Publications Details

Publications / SAND Report

MalGen: Malware Generation with Specific Behaviors to Improve Machine Learning-based Detectors

Smith, Michael R.; Carbajal, Armida J.; Domschot, Eva D.; Johnson, Nicholas T.; Goyal, Akul A.; Lamb, Christopher L.; Lubars, Joseph L.; Kegelmeyer, William P.; Krishnakumar, Raga K.; Quynn, Sophie Q.; Ramyaa, Ramyaa; Verzi, Stephen J.; Zhou, Xin Z.

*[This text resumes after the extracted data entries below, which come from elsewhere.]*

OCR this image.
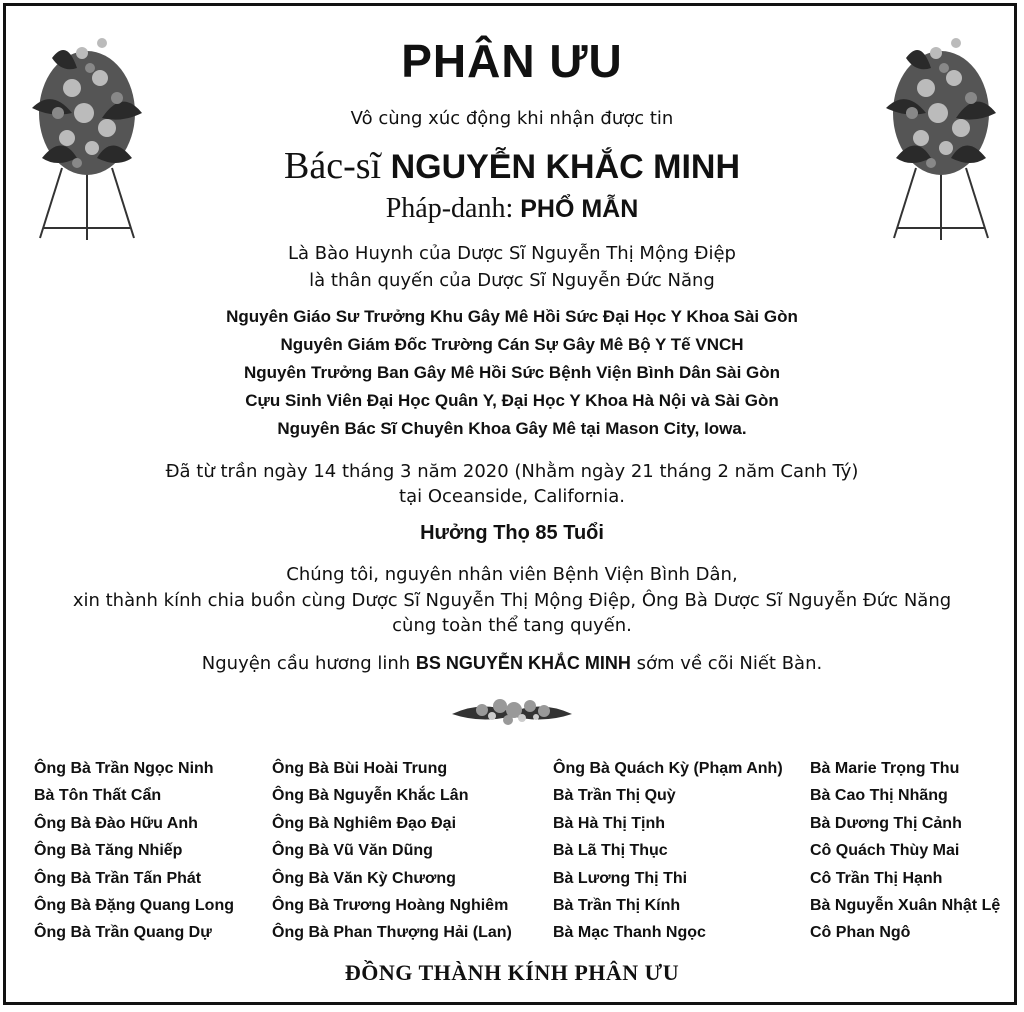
PHÂN ƯU
Vô cùng xúc động khi nhận được tin
Bác-sĩ NGUYỄN KHẮC MINH
Pháp-danh: PHỔ MẪN
Là Bào Huynh của Dược Sĩ Nguyễn Thị Mộng Điệp
là thân quyến của Dược Sĩ Nguyễn Đức Năng
Nguyên Giáo Sư Trưởng Khu Gây Mê Hồi Sức Đại Học Y Khoa Sài Gòn
Nguyên Giám Đốc Trường Cán Sự Gây Mê Bộ Y Tế VNCH
Nguyên Trưởng Ban Gây Mê Hồi Sức Bệnh Viện Bình Dân Sài Gòn
Cựu Sinh Viên Đại Học Quân Y, Đại Học Y Khoa Hà Nội và Sài Gòn
Nguyên Bác Sĩ Chuyên Khoa Gây Mê tại Mason City, Iowa.
Đã từ trần ngày 14 tháng 3 năm 2020 (Nhằm ngày 21 tháng 2 năm Canh Tý)
tại Oceanside, California.
Hưởng Thọ 85 Tuổi
Chúng tôi, nguyên nhân viên Bệnh Viện Bình Dân,
xin thành kính chia buồn cùng Dược Sĩ Nguyễn Thị Mộng Điệp, Ông Bà Dược Sĩ Nguyễn Đức Năng
cùng toàn thể tang quyến.
Nguyện cầu hương linh BS NGUYỄN KHẮC MINH sớm về cõi Niết Bàn.
Ông Bà Trần Ngọc Ninh
Bà Tôn Thất Cẩn
Ông Bà Đào Hữu Anh
Ông Bà Tăng Nhiếp
Ông Bà Trần Tấn Phát
Ông Bà Đặng Quang Long
Ông Bà Trần Quang Dự
Ông Bà Bùi Hoài Trung
Ông Bà Nguyễn Khắc Lân
Ông Bà Nghiêm Đạo Đại
Ông Bà Vũ Văn Dũng
Ông Bà Văn Kỳ Chương
Ông Bà Trương Hoàng Nghiêm
Ông Bà Phan Thượng Hải (Lan)
Ông Bà Quách Kỳ (Phạm Anh)
Bà Trần Thị Quỳ
Bà Hà Thị Tịnh
Bà Lã Thị Thục
Bà Lương Thị Thi
Bà Trần Thị Kính
Bà Mạc Thanh Ngọc
Bà Marie Trọng Thu
Bà Cao Thị Nhãng
Bà Dương Thị Cảnh
Cô Quách Thùy Mai
Cô Trần Thị Hạnh
Bà Nguyễn Xuân Nhật Lệ
Cô Phan Ngô
ĐỒNG THÀNH KÍNH PHÂN ƯU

In recent years, infections and damage caused by malware have increased at exponential rates. At the same time, machine learning (ML) techniques have shown tremendous promise in many domains, often out performing human efforts by learning from large amounts of data. Results in the open literature suggest that ML is able to provide similar results for malware detection, achieving greater than 99% classifcation accuracy [49]. However, the same detection rates when applied in deployed settings have not been achieved. Malware is distinct from many other domains in which ML has shown success in that (1) it purposefully tries to hide, leading to noisy labels and (2) often its behavior is similar to benign software only differing in intent, among other complicating factors. This report details the reasons for the diffcultly of detecting novel malware by ML methods and offers solutions to improve the detection of novel malware.